What the analysts said

- After the quarterly report, KeyBanc analyst Jackson Ader raised his target price on Oracle shares to $225 from $200 (27% above Wednesday's close) and maintained an Overweight rating (above market). Ader noted in Barron's presentation that the company's reported targets appear «stunning,» but cautioned: for now, they are «just targets.» Oracle failed to realize its stated revenue growth plans last year, he noted. Nevertheless, investors don't necessarily need to believe in the company's ambitious forecast to expect positive dynamics in the coming quarters, the analyst said. According to him, Oracle is increasing the volume of orders «at an impressive pace», thanks to which the company will be able to achieve at least part of the goals.

- Jefferies analyst Brent Till also raised his target price from $200 to $220, maintaining a Buy recommendation.

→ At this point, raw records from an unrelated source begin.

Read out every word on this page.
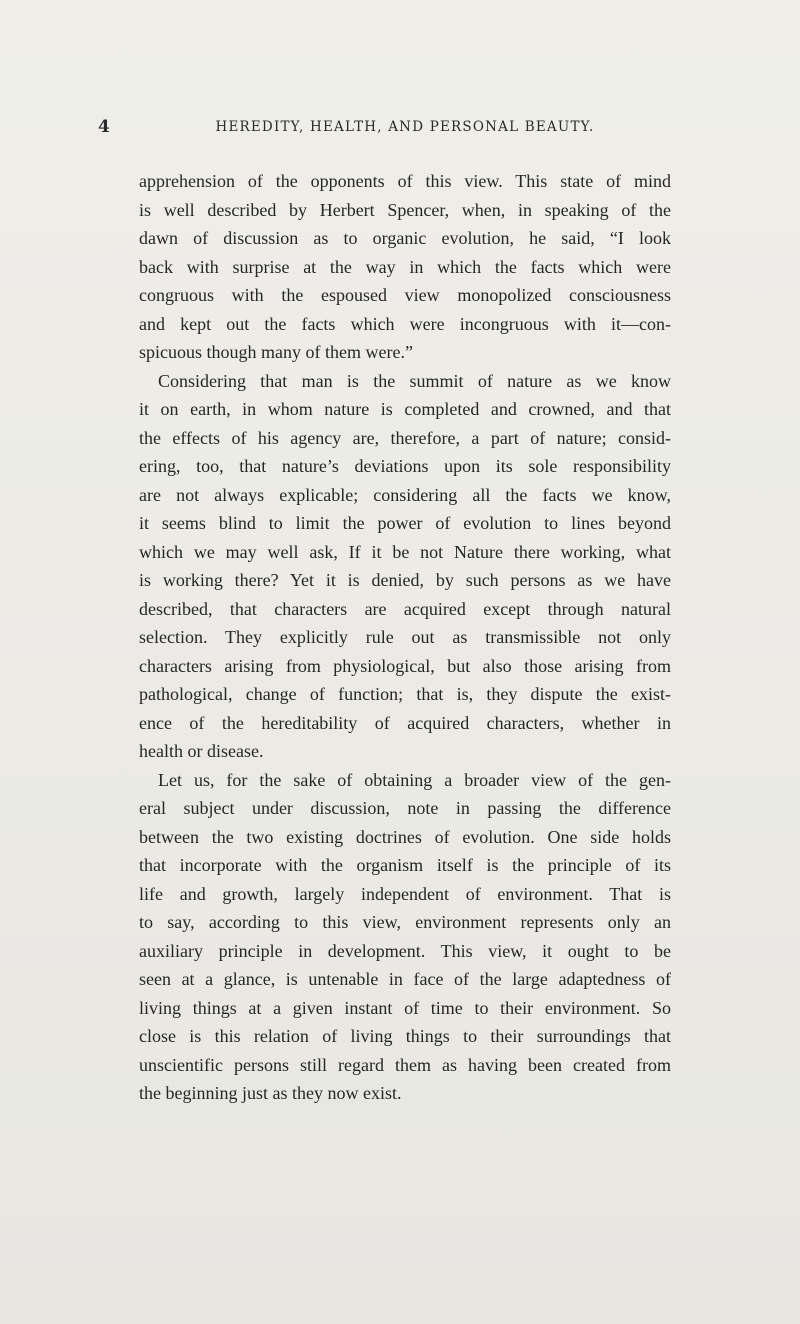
4	HEREDITY, HEALTH, AND PERSONAL BEAUTY.
apprehension of the opponents of this view. This state of mind
is well described by Herbert Spencer, when, in speaking of the
dawn of discussion as to organic evolution, he said, “I look
back with surprise at the way in which the facts which were
congruous with the espoused view monopolized consciousness
and kept out the facts which were incongruous with it—con-
spicuous though many of them were.”
Considering that man is the summit of nature as we know
it on earth, in whom nature is completed and crowned, and that
the effects of his agency are, therefore, a part of nature; consid-
ering, too, that nature’s deviations upon its sole responsibility
are not always explicable; considering all the facts we know,
it seems blind to limit the power of evolution to lines beyond
which we may well ask, If it be not Nature there working, what
is working there? Yet it is denied, by such persons as we have
described, that characters are acquired except through natural
selection. They explicitly rule out as transmissible not only
characters arising from physiological, but also those arising from
pathological, change of function; that is, they dispute the exist-
ence of the hereditability of acquired characters, whether in
health or disease.
Let us, for the sake of obtaining a broader view of the gen-
eral subject under discussion, note in passing the difference
between the two existing doctrines of evolution. One side holds
that incorporate with the organism itself is the principle of its
life and growth, largely independent of environment. That is
to say, according to this view, environment represents only an
auxiliary principle in development. This view, it ought to be
seen at a glance, is untenable in face of the large adaptedness of
living things at a given instant of time to their environment. So
close is this relation of living things to their surroundings that
unscientific persons still regard them as having been created from
the beginning just as they now exist.
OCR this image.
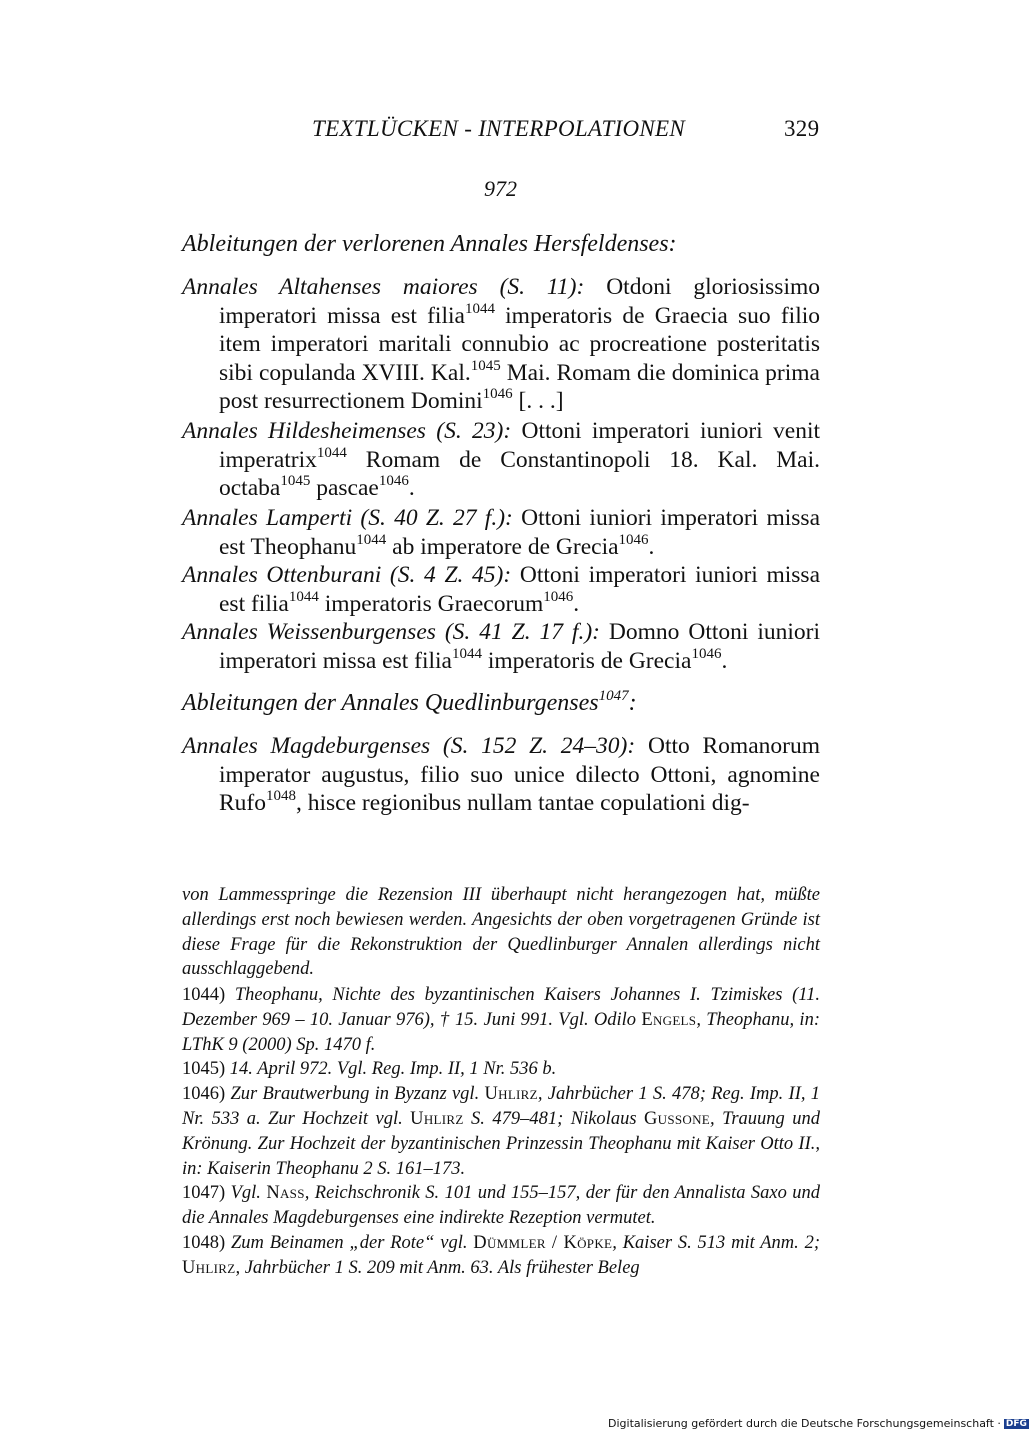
TEXTLÜCKEN - INTERPOLATIONEN	329
972
Ableitungen der verlorenen Annales Hersfeldenses:
Annales Altahenses maiores (S. 11): Otdoni gloriosissimo imperatori missa est filia$^{1044}$ imperatoris de Graecia suo filio item imperatori maritali connubio ac procreatione posteritatis sibi copulanda XVIII. Kal.$^{1045}$ Mai. Romam die dominica prima post resurrectionem Domini$^{1046}$ [. . .]
Annales Hildesheimenses (S. 23): Ottoni imperatori iuniori venit imperatrix$^{1044}$ Romam de Constantinopoli 18. Kal. Mai. octaba$^{1045}$ pascae$^{1046}$.
Annales Lamperti (S. 40 Z. 27 f.): Ottoni iuniori imperatori missa est Theophanu$^{1044}$ ab imperatore de Grecia$^{1046}$.
Annales Ottenburani (S. 4 Z. 45): Ottoni imperatori iuniori missa est filia$^{1044}$ imperatoris Graecorum$^{1046}$.
Annales Weissenburgenses (S. 41 Z. 17 f.): Domno Ottoni iuniori imperatori missa est filia$^{1044}$ imperatoris de Grecia$^{1046}$.
Ableitungen der Annales Quedlinburgenses$^{1047}$:
Annales Magdeburgenses (S. 152 Z. 24–30): Otto Romanorum imperator augustus, filio suo unice dilecto Ottoni, agnomine Rufo$^{1048}$, hisce regionibus nullam tantae copulationi dig-
von Lammesspringe die Rezension III überhaupt nicht herangezogen hat, müßte allerdings erst noch bewiesen werden. Angesichts der oben vorgetragenen Gründe ist diese Frage für die Rekonstruktion der Quedlinburger Annalen allerdings nicht ausschlaggebend.

1044) Theophanu, Nichte des byzantinischen Kaisers Johannes I. Tzimiskes (11. Dezember 969 – 10. Januar 976), † 15. Juni 991. Vgl. Odilo Engels, Theophanu, in: LThK 9 (2000) Sp. 1470 f.

1045) 14. April 972. Vgl. Reg. Imp. II, 1 Nr. 536 b.

1046) Zur Brautwerbung in Byzanz vgl. Uhlirz, Jahrbücher 1 S. 478; Reg. Imp. II, 1 Nr. 533 a. Zur Hochzeit vgl. Uhlirz S. 479–481; Nikolaus Gussone, Trauung und Krönung. Zur Hochzeit der byzantinischen Prinzessin Theophanu mit Kaiser Otto II., in: Kaiserin Theophanu 2 S. 161–173.

1047) Vgl. Nass, Reichschronik S. 101 und 155–157, der für den Annalista Saxo und die Annales Magdeburgenses eine indirekte Rezeption vermutet.

1048) Zum Beinamen „der Rote“ vgl. Dümmler / Köpke, Kaiser S. 513 mit Anm. 2; Uhlirz, Jahrbücher 1 S. 209 mit Anm. 63. Als frühester Beleg

Digitalisierung gefördert durch die Deutsche Forschungsgemeinschaft · DFG
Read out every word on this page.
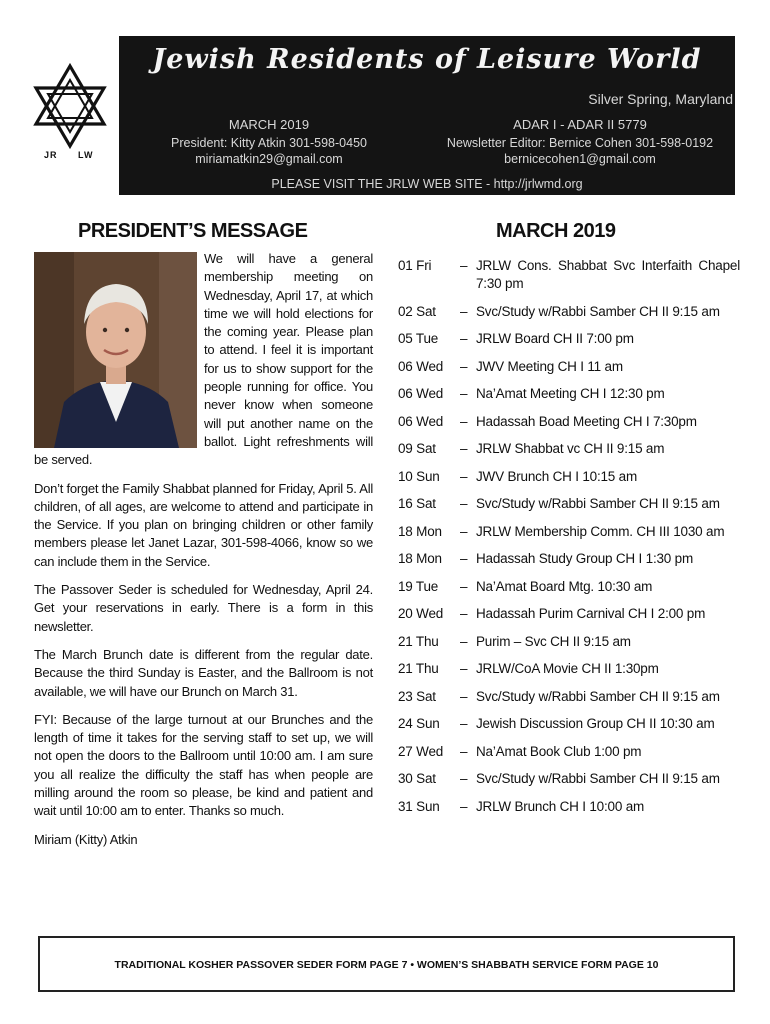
JR LW
Jewish Residents of Leisure World
Silver Spring, Maryland
MARCH 2019	ADAR I - ADAR II 5779
President: Kitty Atkin 301-598-0450	Newsletter Editor: Bernice Cohen 301-598-0192
miriamatkin29@gmail.com	bernicecohen1@gmail.com
PLEASE VISIT THE JRLW WEB SITE - http://jrlwmd.org
PRESIDENT’S MESSAGE	MARCH 2019

We will have a general membership meeting on Wednesday, April 17, at which time we will hold elections for the coming year. Please plan to attend. I feel it is important for us to show support for the people running for office. You never know when someone will put another name on the ballot. Light refreshments will be served.

Don’t forget the Family Shabbat planned for Friday, April 5. All children, of all ages, are welcome to attend and participate in the Service. If you plan on bringing children or other family members please let Janet Lazar, 301-598-4066, know so we can include them in the Service.

The Passover Seder is scheduled for Wednesday, April 24. Get your reservations in early. There is a form in this newsletter.

The March Brunch date is different from the regular date. Because the third Sunday is Easter, and the Ballroom is not available, we will have our Brunch on March 31.

FYI: Because of the large turnout at our Brunches and the length of time it takes for the serving staff to set up, we will not open the doors to the Ballroom until 10:00 am. I am sure you all realize the difficulty the staff has when people are milling around the room so please, be kind and patient and wait until 10:00 am to enter. Thanks so much.

Miriam (Kitty) Atkin

01 Fri	– JRLW Cons. Shabbat Svc Interfaith Chapel 7:30 pm
02 Sat	– Svc/Study w/Rabbi Samber CH II 9:15 am
05 Tue	– JRLW Board CH II 7:00 pm
06 Wed	– JWV Meeting CH I 11 am
06 Wed	– Na’Amat Meeting CH I 12:30 pm
06 Wed	– Hadassah Boad Meeting CH I 7:30pm
09 Sat	– JRLW Shabbat vc CH II 9:15 am
10 Sun	– JWV Brunch CH I 10:15 am
16 Sat	– Svc/Study w/Rabbi Samber CH II 9:15 am
18 Mon	– JRLW Membership Comm. CH III 1030 am
18 Mon	– Hadassah Study Group CH I 1:30 pm
19 Tue	– Na’Amat Board Mtg. 10:30 am
20 Wed	– Hadassah Purim Carnival CH I 2:00 pm
21 Thu	– Purim – Svc CH II 9:15 am
21 Thu	– JRLW/CoA Movie CH II 1:30pm
23 Sat	– Svc/Study w/Rabbi Samber CH II 9:15 am
24 Sun	– Jewish Discussion Group CH II 10:30 am
27 Wed	– Na’Amat Book Club 1:00 pm
30 Sat	– Svc/Study w/Rabbi Samber CH II 9:15 am
31 Sun	– JRLW Brunch CH I 10:00 am
TRADITIONAL KOSHER PASSOVER SEDER FORM PAGE 7 • WOMEN’S SHABBATH SERVICE FORM PAGE 10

Till said that Oracle's financial results show how seriously and quickly the company is growing its AI business. He added that Oracle is already showing high growth even without taking into account Donald Trump's announced AI project Stargate, in which the company will participate. This, according to the analyst, indicates strong and sustained demand for both AI projects and from regular enterprise customers. 

- Barclays analyst Raimo Lenschow reiterated an Overweight rating for Oracle shares and a target price of $202 apiece. He said Oracle's results will reignite investor interest in the company and boost confidence that it can meet its ambitious growth targets. «Oracle has been trying to convey to investors that things have changed, but volatile quarterly results allowed market participants to remain skeptical. Now, however - thanks to a strong fourth quarter, and more importantly, increased commitments to remaining contracts and a new outlook - the picture is much clearer and can no longer be ignored,» wrote Lenschow.

- Oracle's image has changed dramatically: while the company used to be associated with a conservative IT giant, it is now perceived as a modern cloud wizard, notes Michael Ashley Shulman, a partner at Running Point Capital Advisors. According to him, the competitive picture in the market is also different now - it no longer looks like a classic strategy with a few big players, but like a massive «battle of all against all,» with multiple participants vying for access to computing resources like trophies in a game.

- Piper Sandler raised its target price on Oracle shares by nearly half - from $130 to $190 (up 8% from the last close), but maintained a neutral rating on them. «Oracle has entered a new era of popularity in the enterprise segment that the company hasn't seen since the Internet boom of the late '90s,» noted a Piper Sandler analyst. However, he pointed to rising capital risks that could increase the company's net debt and put pressure on its margins in the short term. According to Piper Sandler, this could increase volatility in Oracle's stock.

Oracle securities now have no sell recommendations from analysts, according to data from MarketWatch. 27 analysts advise buying the stock (Buy and Overweight), while the remaining 14 are neutral (Hold).

However, the Wall Street consensus target price for Oracle's stock is $180, which is 10% below current quotes.